Sadi Şirazi’nin bir hikâyesi...
Bu hikâyede elsiz ayaksız bir tilki, aslanın yediği avının artıklarıyla hayatta kalıyor. Bunu gören bir derviş işini gücünü bırakmış, Allah’ın gaipten rızk yollayacağını umarak beklemeye başlamış. Ne el âlem, ne eş dost; kimseler arayıp sormayınca; çok geçmeden çenk gibi bir deri bir kemik kalmış. Çaresizlikten sabrı da idraki de tek tek tükenmiş.
Derken uzlete çekildiği mescidin mihrabından kulağına sesler gelmiş; “Hey miskin tembel adam! Tilki gibi elsiz ayaksız düşünme kendini. Bilakis yırtıcı aslan ol ve öyle çalış ki aslan gibi senden başkalarına bir şeyler kalsın. Neden tilkiye benzeyip artıklarla doyacaksın ki? Aslan gibi yeleleri gür ve ensesi kalın olan insan, tilki gibi düşkünleşip yemeğini başkasından beklerse, köpekler bile ondan üstün olur. Hadi durma, çalış, çabala, hem ye, hem yedir.
Bu hikâyeyi okuyunca aklıma Voltaire'in aşağıda özetlediğim Candide adlı kitabı geldi.
Bir krallıkta sarayın prensleri kendi ülkelerinde bulamadıkları mutluluğu, ülke ülke gezip ararlar. Savaşlar görürler, taciz tecavüz, talan ve yağmalara tanık olurlar. Her gittikleri yerde ölüm, acı gözyaşı, yoksulluk içinde hüzün dolu mutsuz insanlarla karşılaşırlar. Sonunda İstanbul’a gelirler. Kentin kenar mahallerinde dolaşırken tek katlı bahçeli mütevazı bir evinin önünde oturan iki yaşlı görürler. Huzurlu ve mutlu oldukları yüzlerinden okunan iki yaşlı karı kocaya selam verirler. Yaşlı çift, bu yorgun bezgin durumdaki gezginleri evlerine davet ederler. Hemen sofra kurarlar bu bitkin ve perişan bu insanlarını karınlarını doyurulurlar, çay ikram ederler.
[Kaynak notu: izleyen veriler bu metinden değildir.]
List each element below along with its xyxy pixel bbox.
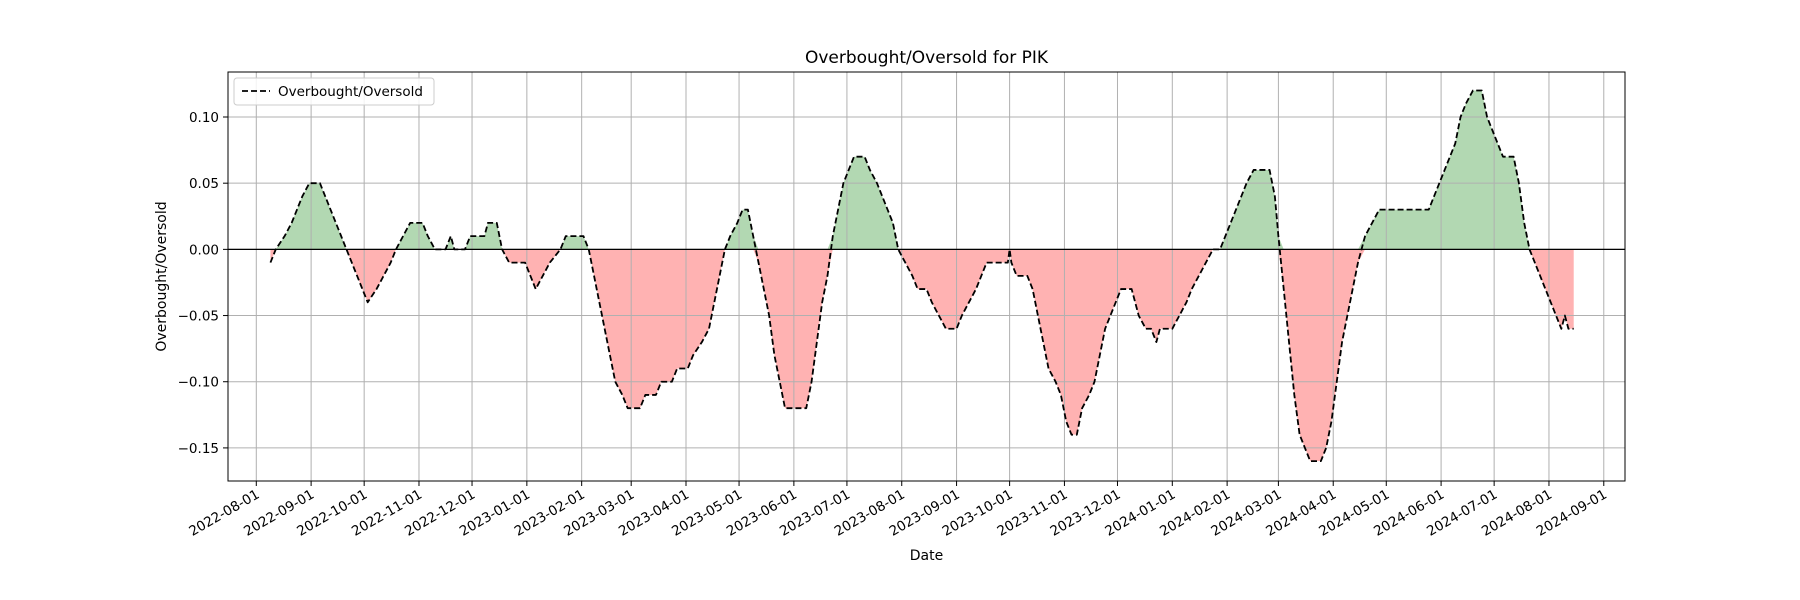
y-tick-label-4: −0.10 — [178, 375, 219, 391]
legend-entry-label: Overbought/Oversold — [278, 84, 423, 100]
y-axis-ticks: 0.10 0.05 0.00 −0.05 −0.10 −0.15 — [178, 110, 228, 457]
legend: Overbought/Oversold — [233, 77, 435, 106]
y-axis-label: Overbought/Oversold — [154, 201, 170, 351]
y-tick-label-2: 0.00 — [189, 242, 219, 258]
chart-title: Overbought/Oversold for PIK — [805, 48, 1049, 68]
y-tick-label-0: 0.10 — [189, 110, 219, 126]
plot-frame — [227, 71, 1626, 482]
y-tick-label-3: −0.05 — [178, 309, 219, 325]
y-tick-label-1: 0.05 — [189, 176, 219, 192]
legend-box — [233, 77, 435, 106]
y-tick-label-5: −0.15 — [178, 441, 219, 457]
negative-area-fill — [270, 249, 1574, 462]
x-axis-label: Date — [910, 548, 943, 564]
x-axis-ticks: 2022-08-012022-09-012022-10-012022-11-01… — [186, 481, 1610, 540]
positive-area-fill — [270, 90, 1574, 250]
area-fills — [270, 90, 1574, 462]
series-line-overbought-oversold — [269, 89, 1574, 463]
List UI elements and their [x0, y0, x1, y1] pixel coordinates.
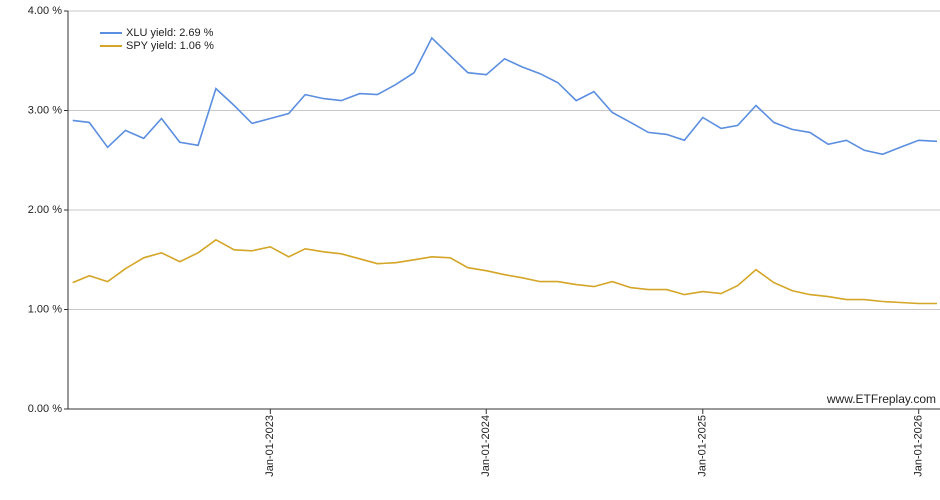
y-tick-label: 0.00 % — [28, 403, 62, 415]
watermark: www.ETFreplay.com — [826, 392, 936, 406]
series-line — [72, 36, 938, 156]
legend-label: SPY yield: 1.06 % — [126, 40, 214, 52]
legend-label: XLU yield: 2.69 % — [126, 27, 214, 39]
x-tick-label: Jan-01-2026 — [913, 415, 925, 477]
x-tick-label: Jan-01-2024 — [480, 415, 492, 477]
x-tick-label: Jan-01-2023 — [264, 415, 276, 477]
x-tick-label: Jan-01-2025 — [697, 415, 709, 477]
y-tick-label: 2.00 % — [28, 204, 62, 216]
y-tick-label: 1.00 % — [28, 303, 62, 315]
y-tick-label: 3.00 % — [28, 104, 62, 116]
y-tick-label: 4.00 % — [28, 5, 62, 17]
series-line — [72, 238, 937, 305]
Bütün Avrupa’yı gezip, bulamadıkları güler yüzlü insan sıcaklığı karşısında, "Biz bütün Avrupa’yı gezdik, birçok insan gördük sizin gibi huzurlu olanı görmedik, bu mutlu halin sırrı nedir" diye sorarlar. Yaşlı adam, "Evimizin önünde gördüğünüz şu bahçe ve bahçenin toprağını ellerimizle işler, diker, emek ve sevgiyle meyve, sebze üretir, hasat eder, geçimimizi sağlar, karnımızı doyururuz. Fazlasını da diğer insanlarla paylaşırız.
Biz mutluysak bunu toprağa ve harcadığımız emeğe borçluyuz, başkaca sırrı yok. “der.
Mutluluğun sırrı, yukarıda iki hikayede de ifade edildiği gibi üretmek ve paylaşmak mı ne ?
Kendi öz kaynaklarını üretimin dışına iten, halkın hizmetine sunamayan bir siyasi irade, tilki gibi düşkünleşip yemeğini başkasından beklerse, ne mi olur?